A trial judge ruled that the counties were illegally endorsing religion by "narrowly" tailoring [their] selection of foundational documents to incorporate only those with specific references to Christianity…" The counties tried a third time, this time surrounding the Ten Commandments with less religious (and more patriotic displays), but by then it was too late. The courts had given up believing that the efforts by the counties were anything but a way to keep the Ten Commandments in the middle of public life.

The Texas case was not nearly as long and winding on its path to the Supreme Court. The display in Texas has been standing for over 40 years and is now a part of a larger display that is more patriotic than religious. Indeed, Texas says that the whole display area is akin to an outdoor museum, like the National Mall in Washington, so that whatever religious impact the Commandments display offer is muted both by the space of the outdoors and the diffusion with other displays.

Moreover, unlike the Kentucky kafuffle, the Commandment display in Texas seems to have a built-in secular purpose that might protect it from First Amendment meddling.
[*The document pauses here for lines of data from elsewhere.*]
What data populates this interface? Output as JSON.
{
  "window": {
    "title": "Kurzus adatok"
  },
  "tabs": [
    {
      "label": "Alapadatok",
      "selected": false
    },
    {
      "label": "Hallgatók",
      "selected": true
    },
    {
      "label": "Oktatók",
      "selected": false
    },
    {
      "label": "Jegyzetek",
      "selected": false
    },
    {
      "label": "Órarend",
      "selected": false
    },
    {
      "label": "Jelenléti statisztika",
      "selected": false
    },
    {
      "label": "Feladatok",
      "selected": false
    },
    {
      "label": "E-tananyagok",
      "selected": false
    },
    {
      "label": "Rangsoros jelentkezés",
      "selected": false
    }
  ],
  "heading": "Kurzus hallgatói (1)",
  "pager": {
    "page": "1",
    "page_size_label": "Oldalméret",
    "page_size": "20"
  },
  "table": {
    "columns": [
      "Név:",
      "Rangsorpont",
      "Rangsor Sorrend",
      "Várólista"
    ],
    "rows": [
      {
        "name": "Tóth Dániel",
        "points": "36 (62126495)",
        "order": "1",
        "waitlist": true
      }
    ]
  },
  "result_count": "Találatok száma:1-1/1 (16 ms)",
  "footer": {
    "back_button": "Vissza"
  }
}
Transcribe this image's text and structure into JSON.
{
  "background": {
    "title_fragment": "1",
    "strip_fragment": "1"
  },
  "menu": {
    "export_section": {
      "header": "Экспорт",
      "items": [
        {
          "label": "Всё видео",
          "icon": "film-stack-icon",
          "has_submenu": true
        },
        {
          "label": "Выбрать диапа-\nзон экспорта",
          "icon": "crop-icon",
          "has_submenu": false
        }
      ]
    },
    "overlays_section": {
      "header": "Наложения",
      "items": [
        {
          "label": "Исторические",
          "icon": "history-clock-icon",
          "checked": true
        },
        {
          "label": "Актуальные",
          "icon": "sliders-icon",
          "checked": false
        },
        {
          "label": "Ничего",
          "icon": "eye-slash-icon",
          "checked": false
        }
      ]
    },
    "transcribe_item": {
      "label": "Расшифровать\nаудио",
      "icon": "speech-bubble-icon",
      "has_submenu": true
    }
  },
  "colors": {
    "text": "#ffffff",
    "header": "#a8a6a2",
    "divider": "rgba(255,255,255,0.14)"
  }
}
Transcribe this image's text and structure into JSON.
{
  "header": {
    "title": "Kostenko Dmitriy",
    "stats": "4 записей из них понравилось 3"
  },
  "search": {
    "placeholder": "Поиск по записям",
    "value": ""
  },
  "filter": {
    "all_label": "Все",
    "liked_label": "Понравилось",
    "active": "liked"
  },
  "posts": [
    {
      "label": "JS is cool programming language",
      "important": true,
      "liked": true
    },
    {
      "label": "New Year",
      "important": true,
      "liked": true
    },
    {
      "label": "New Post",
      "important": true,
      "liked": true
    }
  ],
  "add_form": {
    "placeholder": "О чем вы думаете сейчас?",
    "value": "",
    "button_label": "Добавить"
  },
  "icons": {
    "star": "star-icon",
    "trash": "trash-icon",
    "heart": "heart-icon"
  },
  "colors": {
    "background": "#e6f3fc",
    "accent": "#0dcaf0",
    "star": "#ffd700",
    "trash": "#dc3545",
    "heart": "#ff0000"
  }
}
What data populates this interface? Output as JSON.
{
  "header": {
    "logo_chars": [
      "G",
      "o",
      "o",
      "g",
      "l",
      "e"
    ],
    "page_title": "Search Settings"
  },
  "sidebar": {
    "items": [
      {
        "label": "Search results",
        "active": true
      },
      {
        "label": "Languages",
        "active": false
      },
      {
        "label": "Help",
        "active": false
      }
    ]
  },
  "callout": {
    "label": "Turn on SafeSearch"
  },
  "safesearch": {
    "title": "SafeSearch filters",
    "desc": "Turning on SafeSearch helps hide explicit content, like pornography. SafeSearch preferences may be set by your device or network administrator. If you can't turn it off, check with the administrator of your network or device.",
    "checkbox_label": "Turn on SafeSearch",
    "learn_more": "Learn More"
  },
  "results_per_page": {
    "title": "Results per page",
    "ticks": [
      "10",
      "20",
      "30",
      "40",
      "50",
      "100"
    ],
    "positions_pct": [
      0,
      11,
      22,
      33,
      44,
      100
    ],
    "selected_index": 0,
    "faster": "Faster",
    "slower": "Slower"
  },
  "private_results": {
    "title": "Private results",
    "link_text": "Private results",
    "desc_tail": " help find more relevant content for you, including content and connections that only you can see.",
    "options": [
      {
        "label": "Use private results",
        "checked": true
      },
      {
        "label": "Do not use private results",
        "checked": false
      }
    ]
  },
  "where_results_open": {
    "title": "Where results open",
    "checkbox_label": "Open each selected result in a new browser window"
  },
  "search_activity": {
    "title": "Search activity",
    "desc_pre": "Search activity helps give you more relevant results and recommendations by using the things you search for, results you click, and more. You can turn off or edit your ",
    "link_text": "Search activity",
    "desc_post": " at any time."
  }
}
It was initially posted as an honor to the Fraternal Order of Eagles, its donor, as a monument to its work against juvenile delinquency, although for the life of me, beyond the Honor Thy Mother and Thy Father part, I cannot see the link between juvenile delinquency and the Commandments. "There is no secular purpose," says the brief challenging the Texas Commandments, "in placing on government property a monument declaring: 'I AM the LORD thy God. Thou shalt have no other gods before me. Thou shalt not make thyself any graven image. Thou shalt not take the Name of the Lord thy God in vain.'"

With clear factual distinctions between the two cases, the justices could take the easy was out and declare Texas' display valid while striking down the displays in Kentucky. I'm hoping they don't. I'm hoping (but not expecting) that the justices come up with a bold new legal test that provides once and for all clear rules in this area of the law. The Ten Commandments surely are religious — their public placement ought to be immediately suspect. But perhaps over time they have become what the law recognizes as "ceremonial deism;" as watered down as the phrase "In God We Trust" on our money or the invocation "God Save This Honorable Court" in halls of justice.

Whether or not the Commandments are the words of God, they are clear and direct and thus a good mark for the justices to shoot for as they decide these cases. It's time for the Court to declare a black-letter standard that would apply to any Commandments display anywhere in the nation.